>>939792
>>939830
>why is this so fucking hard
Because they can't decide if they want to have the picture sterilized of any artifacts that would be introduced from photography (ex. the BD restorations of Snow White, Pinocchio, Dumbo, Alice in Wonderland, and probably Cinderella and Peter Pan) or to leave just a bit of noise in, because that's perfectly natural and how animation looked up until the retirement of celluloid in 1989 (which is how Ichabod and Mr. Toad and The Reluctant Dragon were restored on BD).
This is probably a challenge with the first decade or so of features, shorts, and TV programming involving Xeroxed animation. Before Ub Iwerks developed the xerography process, animation was hand-inked onto the cel and then painted onto the back. Xerography replaced the nice, young ladies in the inking department at Hyperion avenue with about eight or nine modified copy machines.

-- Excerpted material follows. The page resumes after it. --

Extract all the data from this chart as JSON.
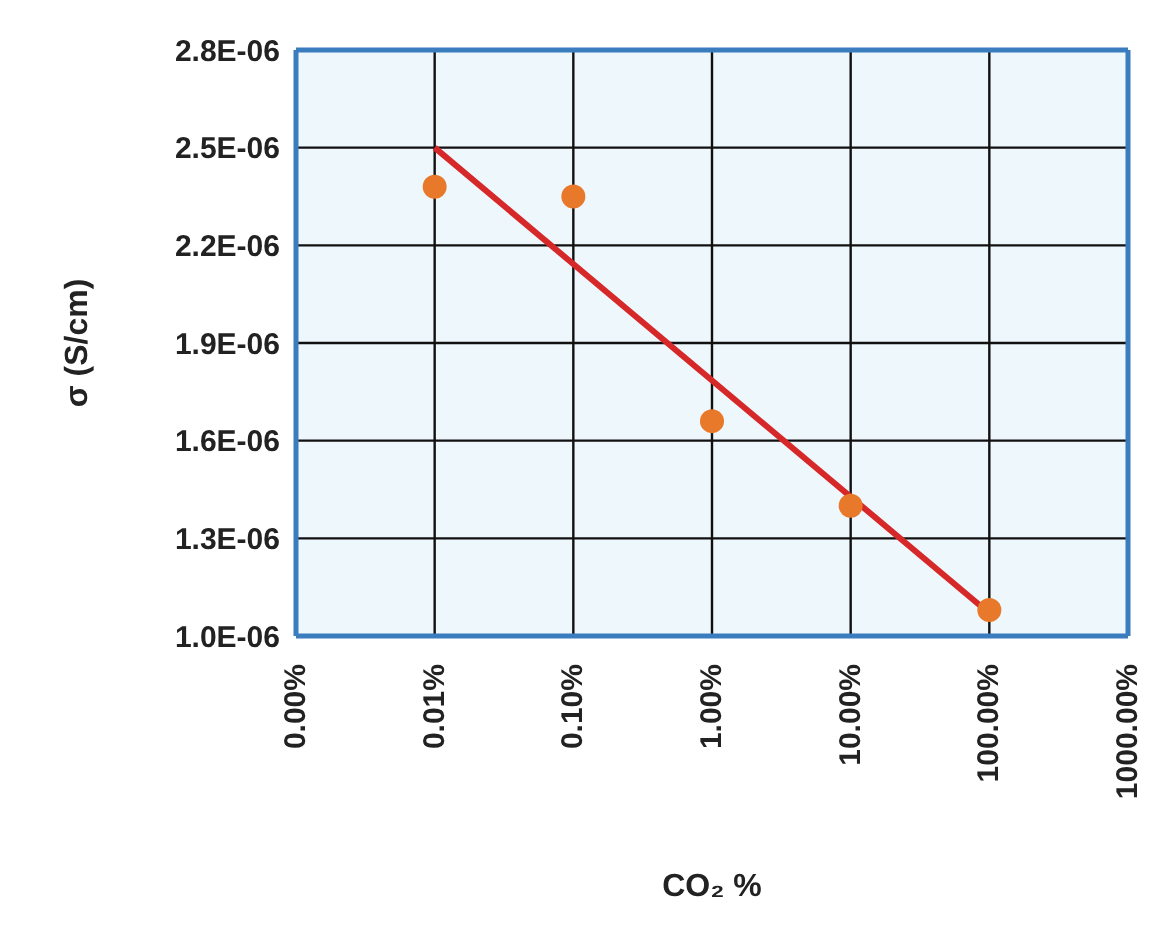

Animators and clean-up artists were then more responsible for how the shot turned out. This is why Disney's animation looked all rough and scratchy around the edges, starting around 1960 with a one-off short named Goliath II (embedded), and then the following year in One Hundred and One Dalmatians.
The cels, though, were still hand-painted and backgrounds range from "also cheaply xeroxed for consistency by order of art director Ken Anderson" (ex. One Hundred and One Dalmatians, The Aristocats) to "still pretty nicely done" (Mary Poppins, Bedknobs and Broomsticks, The Jungle Book, The Rescuers).
tl:dr - Disney didn't think digital video through the way Warner Bros. did, and they're trying the same restoration on two different techniques of photography.